For context on the company's background and business model, see: Indegene Limited: History, Ownership, Mission, How It Works & Makes Money
Indegene Limited (INDGN.NS) Growth Opportunities
Indegene's 2024 strategic moves create multiple growth vectors across service breadth, geography and technology adoption, strengthening its competitive position in life sciences services and digital health.- Acquisitions: Trilogy Writing & Consulting GmbH (2024) and MJL Communications Group Ltd. expand medical writing and European commercial communications capabilities.
- Geographic expansion: New entities established in Spain and London (2024) and a new global delivery center in Hyderabad (2024) increase nearshore/onshore presence and delivery scale.
- Technology leadership: Launch of Cortex, a Generative AI platform for life sciences, and broader AI-driven solutions align with rising demand for automation, real-world evidence (RWE) analytics and regulatory-compliant content generation.
- Capital for growth: Successful IPO in May 2024 provides a stronger balance sheet to fund M&A, platform development and scaling of delivery operations.

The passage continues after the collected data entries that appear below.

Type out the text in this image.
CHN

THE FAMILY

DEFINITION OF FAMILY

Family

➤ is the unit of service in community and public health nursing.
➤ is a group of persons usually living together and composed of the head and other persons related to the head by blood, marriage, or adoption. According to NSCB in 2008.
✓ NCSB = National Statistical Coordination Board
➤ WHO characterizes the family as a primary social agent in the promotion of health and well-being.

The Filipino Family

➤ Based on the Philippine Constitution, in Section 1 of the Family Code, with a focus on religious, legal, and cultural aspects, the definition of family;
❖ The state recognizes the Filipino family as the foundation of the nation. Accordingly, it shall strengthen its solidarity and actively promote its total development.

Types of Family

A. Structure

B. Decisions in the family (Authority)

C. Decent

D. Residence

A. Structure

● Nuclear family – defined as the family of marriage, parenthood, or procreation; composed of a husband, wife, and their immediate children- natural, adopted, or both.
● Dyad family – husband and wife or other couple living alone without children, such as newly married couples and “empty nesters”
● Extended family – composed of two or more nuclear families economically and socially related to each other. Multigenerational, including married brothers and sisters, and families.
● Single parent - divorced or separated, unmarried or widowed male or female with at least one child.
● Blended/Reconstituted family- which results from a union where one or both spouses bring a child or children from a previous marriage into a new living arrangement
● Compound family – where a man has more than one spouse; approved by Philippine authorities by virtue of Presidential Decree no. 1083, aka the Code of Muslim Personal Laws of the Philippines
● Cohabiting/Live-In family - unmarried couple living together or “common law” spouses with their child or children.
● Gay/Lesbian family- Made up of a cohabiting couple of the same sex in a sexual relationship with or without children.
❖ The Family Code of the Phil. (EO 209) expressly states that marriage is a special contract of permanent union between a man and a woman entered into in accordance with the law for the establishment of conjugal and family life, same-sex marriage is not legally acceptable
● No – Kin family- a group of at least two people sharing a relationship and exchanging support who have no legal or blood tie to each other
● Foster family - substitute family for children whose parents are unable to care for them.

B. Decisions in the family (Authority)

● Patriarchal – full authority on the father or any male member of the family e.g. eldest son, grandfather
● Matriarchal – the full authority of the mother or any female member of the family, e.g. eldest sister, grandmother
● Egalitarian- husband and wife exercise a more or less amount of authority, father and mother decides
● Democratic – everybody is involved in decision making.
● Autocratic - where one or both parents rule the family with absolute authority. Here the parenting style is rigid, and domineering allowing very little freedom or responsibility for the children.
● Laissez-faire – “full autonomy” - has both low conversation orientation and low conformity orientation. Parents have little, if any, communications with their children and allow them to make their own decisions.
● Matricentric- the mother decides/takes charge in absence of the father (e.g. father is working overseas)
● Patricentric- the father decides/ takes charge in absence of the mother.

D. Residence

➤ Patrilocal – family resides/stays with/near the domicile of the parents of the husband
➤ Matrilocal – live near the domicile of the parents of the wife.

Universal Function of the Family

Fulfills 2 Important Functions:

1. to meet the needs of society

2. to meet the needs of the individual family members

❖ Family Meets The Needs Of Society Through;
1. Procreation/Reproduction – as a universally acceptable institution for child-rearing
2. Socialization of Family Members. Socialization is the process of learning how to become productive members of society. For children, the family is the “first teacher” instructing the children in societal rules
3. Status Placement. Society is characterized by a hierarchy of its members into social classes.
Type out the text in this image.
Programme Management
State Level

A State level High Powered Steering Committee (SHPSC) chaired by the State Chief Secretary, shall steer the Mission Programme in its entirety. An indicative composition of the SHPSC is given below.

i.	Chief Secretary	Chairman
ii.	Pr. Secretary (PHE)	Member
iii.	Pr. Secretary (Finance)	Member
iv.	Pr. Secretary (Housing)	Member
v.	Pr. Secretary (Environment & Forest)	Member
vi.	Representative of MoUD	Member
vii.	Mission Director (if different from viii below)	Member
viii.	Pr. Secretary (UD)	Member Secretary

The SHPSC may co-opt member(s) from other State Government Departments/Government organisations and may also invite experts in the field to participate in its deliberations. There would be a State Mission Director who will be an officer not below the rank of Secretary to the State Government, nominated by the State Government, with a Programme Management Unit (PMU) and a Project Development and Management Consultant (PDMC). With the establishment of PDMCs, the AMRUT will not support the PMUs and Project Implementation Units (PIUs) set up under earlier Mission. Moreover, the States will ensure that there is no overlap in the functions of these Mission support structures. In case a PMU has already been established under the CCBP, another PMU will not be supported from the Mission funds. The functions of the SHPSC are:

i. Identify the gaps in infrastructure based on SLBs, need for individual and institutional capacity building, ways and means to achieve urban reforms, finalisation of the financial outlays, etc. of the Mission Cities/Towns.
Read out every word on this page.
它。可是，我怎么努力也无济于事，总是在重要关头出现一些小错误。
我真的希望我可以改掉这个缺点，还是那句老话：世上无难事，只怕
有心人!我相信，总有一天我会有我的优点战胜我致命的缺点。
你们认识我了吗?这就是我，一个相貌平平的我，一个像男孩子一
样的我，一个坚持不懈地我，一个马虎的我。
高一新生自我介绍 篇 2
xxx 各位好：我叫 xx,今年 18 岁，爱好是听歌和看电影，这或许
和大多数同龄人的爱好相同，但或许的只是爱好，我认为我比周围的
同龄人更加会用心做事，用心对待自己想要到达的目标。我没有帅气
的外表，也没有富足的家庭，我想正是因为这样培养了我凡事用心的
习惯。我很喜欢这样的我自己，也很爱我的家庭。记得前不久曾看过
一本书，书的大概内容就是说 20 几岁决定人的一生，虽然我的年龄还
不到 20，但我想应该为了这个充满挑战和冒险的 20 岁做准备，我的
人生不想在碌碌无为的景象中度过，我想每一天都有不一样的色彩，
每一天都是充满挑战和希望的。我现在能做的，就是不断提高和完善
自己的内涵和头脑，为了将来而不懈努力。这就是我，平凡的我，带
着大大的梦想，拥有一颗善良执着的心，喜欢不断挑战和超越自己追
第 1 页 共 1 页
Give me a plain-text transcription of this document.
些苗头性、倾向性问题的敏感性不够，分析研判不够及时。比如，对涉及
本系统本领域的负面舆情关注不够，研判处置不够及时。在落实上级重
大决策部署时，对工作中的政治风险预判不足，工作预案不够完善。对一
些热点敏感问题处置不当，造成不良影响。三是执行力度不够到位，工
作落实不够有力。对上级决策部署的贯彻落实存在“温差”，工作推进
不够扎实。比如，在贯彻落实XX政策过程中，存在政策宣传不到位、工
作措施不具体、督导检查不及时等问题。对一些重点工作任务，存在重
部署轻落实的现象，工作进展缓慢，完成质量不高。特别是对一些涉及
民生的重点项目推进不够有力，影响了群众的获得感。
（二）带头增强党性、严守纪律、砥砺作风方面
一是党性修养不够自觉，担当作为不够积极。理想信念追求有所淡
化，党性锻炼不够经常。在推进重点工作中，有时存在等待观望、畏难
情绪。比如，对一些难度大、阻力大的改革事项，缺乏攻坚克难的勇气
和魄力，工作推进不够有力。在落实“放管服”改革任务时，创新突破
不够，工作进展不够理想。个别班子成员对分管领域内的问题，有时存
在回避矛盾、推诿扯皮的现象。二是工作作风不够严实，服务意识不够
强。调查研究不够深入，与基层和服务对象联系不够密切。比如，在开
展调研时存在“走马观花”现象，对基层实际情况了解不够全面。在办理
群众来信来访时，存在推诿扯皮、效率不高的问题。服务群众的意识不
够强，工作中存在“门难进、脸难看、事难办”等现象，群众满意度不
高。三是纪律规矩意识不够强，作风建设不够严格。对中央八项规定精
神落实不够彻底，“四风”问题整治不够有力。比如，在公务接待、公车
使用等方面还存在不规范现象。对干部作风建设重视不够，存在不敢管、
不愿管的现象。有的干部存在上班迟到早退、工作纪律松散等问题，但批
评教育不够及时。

| Strategic Move | Year | Primary Impact | Near-term KPI |
|---|---|---|---|
| Acquisition - Trilogy Writing & Consulting GmbH | 2024 | Expanded medical writing and regulatory content services | ~+15-25% capacity in medical writing bench (estimated) |
| Acquisition - MJL Communications Group Ltd. | 2024 | Stronger European commercial communications and market access | Regional revenue diversification; expected incremental revenue streams |
| Global delivery center - Hyderabad | 2024 | Enhanced operational scale, lower delivery costs, faster turnaround | Support for +200-400 FTE capacity expansion (estimated) |
| Product launch - Cortex (Generative AI) | 2024 | AI-enabled content generation, insight extraction, and automation | Accelerated client win-rates on AI-enabled RFPs; productivity uplift per FTE |
| IPO - May 2024 | 2024 | Capital infusion for M&A, tech investment and international expansion | Improved liquidity and funding runway for 12-36 months |
- Revenue mix implications: With expanded offerings and geographic reach, management can shift revenue share toward higher-margin AI-enabled services and Europe-based commercial work.
- Addressable market: Life sciences services + AI-enabled healthcare content and analytics represent a multi-billion-dollar addressable market, where a successful Cortex commercialization could capture mid-single-digit percentage gains within targeted niches over 3-5 years (firm-level realization dependent on adoption).
- Operational leverage: Enlarged delivery capacity (Hyderabad) and acquired capabilities should improve utilization and reduce blended cost of delivery, supporting margin expansion if utilization targets are met.